Molecula is an Operational AI company that closes the gap between data and decision, enabling organizations to unlock the power of real-time analytics and AI. Our core technology, FeatureBase, is a feature-oriented database platform that powers real-time analytics and machine learning applications by simultaneously executing low latency, high throughput, and highly concurrent workloads. We are a burgeoning startup with a passionate team of dedicated engineers, marketers, and business experts determined to make a positive impact.
Molecula’s Engineering team is a group of brilliant makers and doers passionate about building world class products and solutions that make AI and ML possible for all. They take really challenging technical problems and turn them into elegantly simple yet incredibly complex solutions that delight our users. Most of all, they take pride in their craft and are a collaborative bunch that truly cares about the team, clients, company, and opportunity.
Molecula is looking for a Principal Site Reliability Engineer (SRE) to join our Engineering team. With your expertise in software and systems engineering, you will help us build and operate large-scale, distributed, fault-tolerant systems that will allow our users to push the boundaries on how data is accessed today.
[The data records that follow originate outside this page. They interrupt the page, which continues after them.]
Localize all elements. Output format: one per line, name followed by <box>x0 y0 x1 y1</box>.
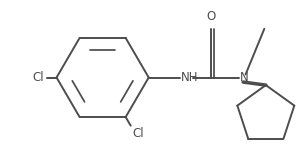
Text: Cl: Cl <box>33 71 44 84</box>
Text: N: N <box>240 71 249 84</box>
Text: O: O <box>207 10 216 23</box>
Text: NH: NH <box>181 71 199 84</box>
Text: Cl: Cl <box>132 127 144 140</box>
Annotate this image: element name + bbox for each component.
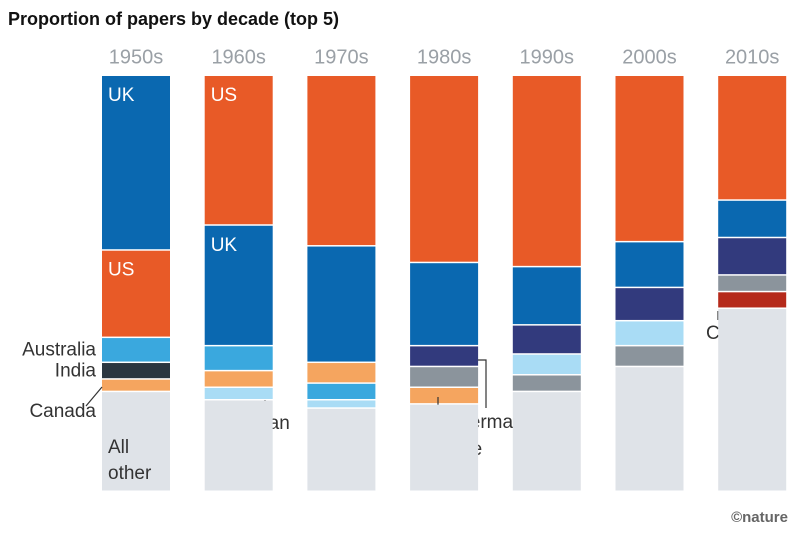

You will provide technical leadership across cross functional software, infrastructure, data, security, and product teams to ensure we deliver the most reliable and stable feature store ever.
- Participate in design of major software components, systems, and features to improve the reliability and availability, scalability, latency, and efficiency of Molecula’s services.
- Improve our infrastructure capabilities by guiding the definition of service level objectives for Molecula services.
- Provide guidance to other team members on customer deployments, monitoring, observability, and capacity planning
- Lead post-incident review and drive practices around blameless analysis, resolution, and continuous improvement work with cross-functional teams.
- Evangelize a culture of reliability and help mentor and train other team members on designing automation in order to meet service level objectives.
- Manage individual projects priorities, deadlines, and deliverables.
- Work closely with Product and Software developers to ensure that security and operations are considered throughout the entire development cycle.
- 10+ years of software development experience with at least 5 years focused in a DevOps or Site Reliability Engineer (SRE) role
- Experience with Go, Rust, C, or Python, or similar programming languages
- Experience with observability and automations for SaaS products
- Bachelor’s degree in Computer Science, similar technical field of study, or equivalent practical experience.
- Experience designing, analyzing, automating and troubleshooting large-scale distributed systems
- Experience in networking, security, hardware or OS performance tuning
- Experience with CI/CD pipelines such as GitLab, Azure DevOps, CircleCI to create end-to-end pipelines for all staging environments (Dev, Test, UAT, Production) is a plus.